Bremsklotz statt Impulsgeber

Die „Revolution im Gerichtssaal“ (Handelsblatt) bleibt aus. Der Deutsche Juristen­tag hat im September ein Zeichen gesetzt: nicht für, sondern gegen mehr Öffentlichkeit in Straf­verfahren. Eine Einordnung von Martin Wohlrabe im PR-Magazin

Die Ernüchterung kam spät, aber gewaltig. Zwei Tage diskutierte der Deutsche Juristen­tag intensiv zur „Öffentlichkeit im Straf­verfahren“. Ein wichtiges Thema – nicht nur für die PR, sondern auch für die Juristen. Viele beherzte Beiträge, teils neue Impulse und am Ende? Kaum Bereit­schaft, der sich ändernden Medien­welt zu öffnen. Das Ergebnis, knapp zusammen­gefasst: Künftig sollen Kameras an Bundes­gerichten filmen dürfen. Dies entspricht ziemlich genau dem verabschiedeten Gesetz­entwurf der Bundes­regierung. Aufnahmen an anderen Gerichten? Über­tragung in weitere Sitzungs­säle? Gar echte Live-Übertragungen? Fehlanzeige. Ein enttäuschendes Ergebnis, denn wieder einmal wurde die Chance vertan, ein Zeichen für mehr Öffentlichkeit und damit Transparenz zu setzen.

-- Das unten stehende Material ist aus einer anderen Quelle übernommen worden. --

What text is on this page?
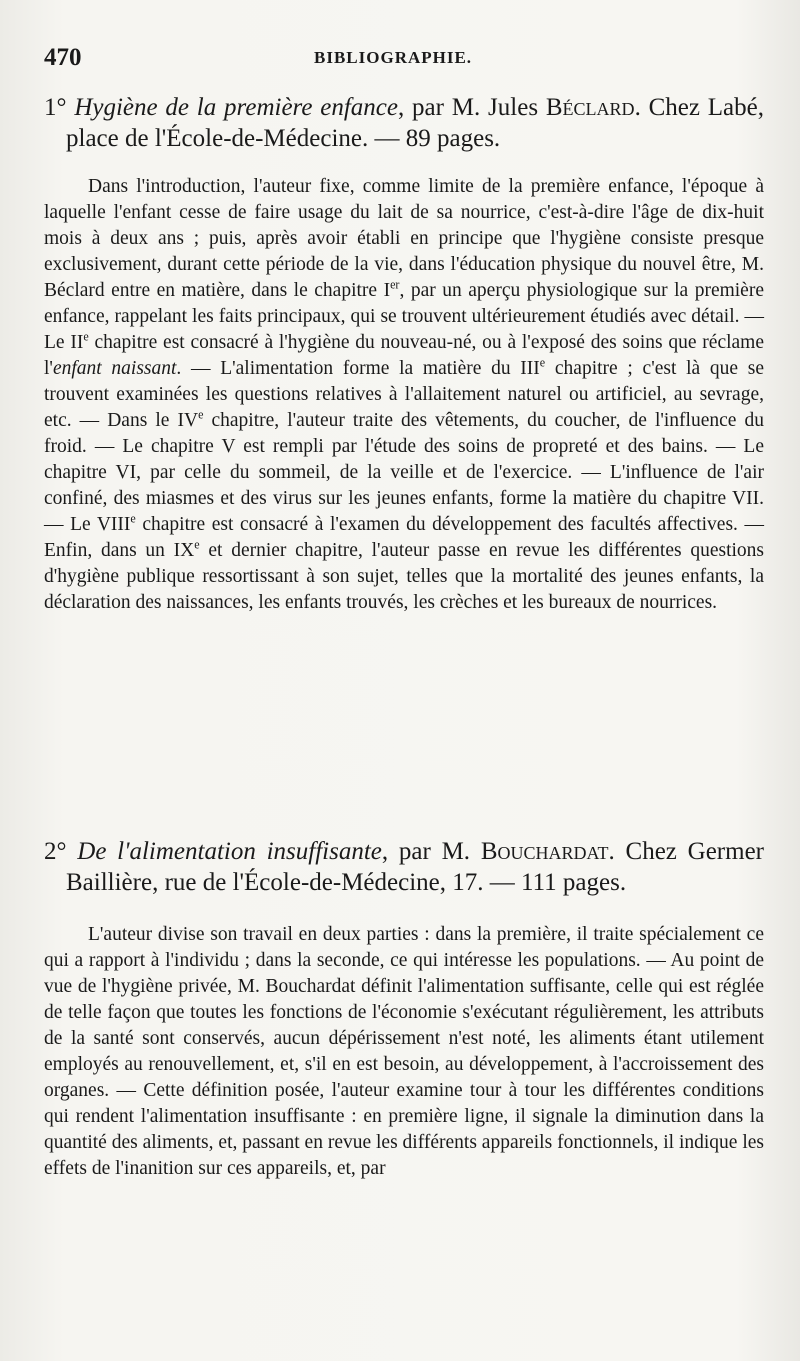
470	BIBLIOGRAPHIE.

1° Hygiène de la première enfance, par M. Jules Béclard. Chez Labé, place de l'École-de-Médecine. — 89 pages.

Dans l'introduction, l'auteur fixe, comme limite de la première enfance, l'époque à laquelle l'enfant cesse de faire usage du lait de sa nourrice, c'est-à-dire l'âge de dix-huit mois à deux ans ; puis, après avoir établi en principe que l'hygiène consiste presque exclusivement, durant cette période de la vie, dans l'éducation physique du nouvel être, M. Béclard entre en matière, dans le chapitre Ier, par un aperçu physiologique sur la première enfance, rappelant les faits principaux, qui se trouvent ultérieurement étudiés avec détail. — Le IIe chapitre est consacré à l'hygiène du nouveau-né, ou à l'exposé des soins que réclame l'enfant naissant. — L'alimentation forme la matière du IIIe chapitre ; c'est là que se trouvent examinées les questions relatives à l'allaitement naturel ou artificiel, au sevrage, etc. — Dans le IVe chapitre, l'auteur traite des vêtements, du coucher, de l'influence du froid. — Le chapitre V est rempli par l'étude des soins de propreté et des bains. — Le chapitre VI, par celle du sommeil, de la veille et de l'exercice. — L'influence de l'air confiné, des miasmes et des virus sur les jeunes enfants, forme la matière du chapitre VII. — Le VIIIe chapitre est consacré à l'examen du développement des facultés affectives. — Enfin, dans un IXe et dernier chapitre, l'auteur passe en revue les différentes questions d'hygiène publique ressortissant à son sujet, telles que la mortalité des jeunes enfants, la déclaration des naissances, les enfants trouvés, les crèches et les bureaux de nourrices.

2° De l'alimentation insuffisante, par M. Bouchardat. Chez Germer Baillière, rue de l'École-de-Médecine, 17. — 111 pages.

L'auteur divise son travail en deux parties : dans la première, il traite spécialement ce qui a rapport à l'individu ; dans la seconde, ce qui intéresse les populations. — Au point de vue de l'hygiène privée, M. Bouchardat définit l'alimentation suffisante, celle qui est réglée de telle façon que toutes les fonctions de l'économie s'exécutant régulièrement, les attributs de la santé sont conservés, aucun dépérissement n'est noté, les aliments étant utilement employés au renouvellement, et, s'il en est besoin, au développement, à l'accroissement des organes. — Cette définition posée, l'auteur examine tour à tour les différentes conditions qui rendent l'alimentation insuffisante : en première ligne, il signale la diminution dans la quantité des aliments, et, passant en revue les différents appareils fonctionnels, il indique les effets de l'inanition sur ces appareils, et, par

Doch wie so häufig: Wo Schatten, da auch Licht – und damit aus PR-Sicht gute Nachrichten: Im Ermittlungs­verfahren (also der Phase vor der Haupt­verhandlung) sollen Beschuldigte durch ein­heitliche Gesetze besser geschützt werden. Bislang sind hier die Möglichkeiten der Staats­anwaltschaft sich zu äußern ein Gesetzes-Flicken­teppich. Der Plan jetzt: Künftig dürfen personen­bezogene Aus­künfte nur nach Ein­willigung erteilt werden oder wenn sich der Beschuldigte selbst zu erkennen gegeben hat. Dies ist eine gute, eine richtige Entscheidung: Denn: Noch immer erleiden vermeintliche Straf­täter viel zu häufig bereits zu Beginn einen kaum wiedergut­zumachenden Reputations­verlust. Im Ermittlungs­verfahren genießt die Staats­anwaltschaft als Herrin des Verfahrens das besondere Vertrauen der Öffentlichkeit. Und dies wird teils bedenklich eingesetzt. Ein Beispiel: Regel­mäßigen Hintergrund­runden der Ankläger sind mittlerweile viel zu häufig Regel statt Aus­nahme. Hier setzt der Juristen­tag daher an einem wichtigen Punkt an. Insgesamt lässt sich jedoch leider ernüchternd fest­stellen: Anstatt Impuls­geber zu sein, hat sich das Parlament der Juristen diesmal als Brems­klotz gezeigt. In Zeiten, in der sich die Medien­welt schneller denn je entwickelt, kein glückliches Zeichen.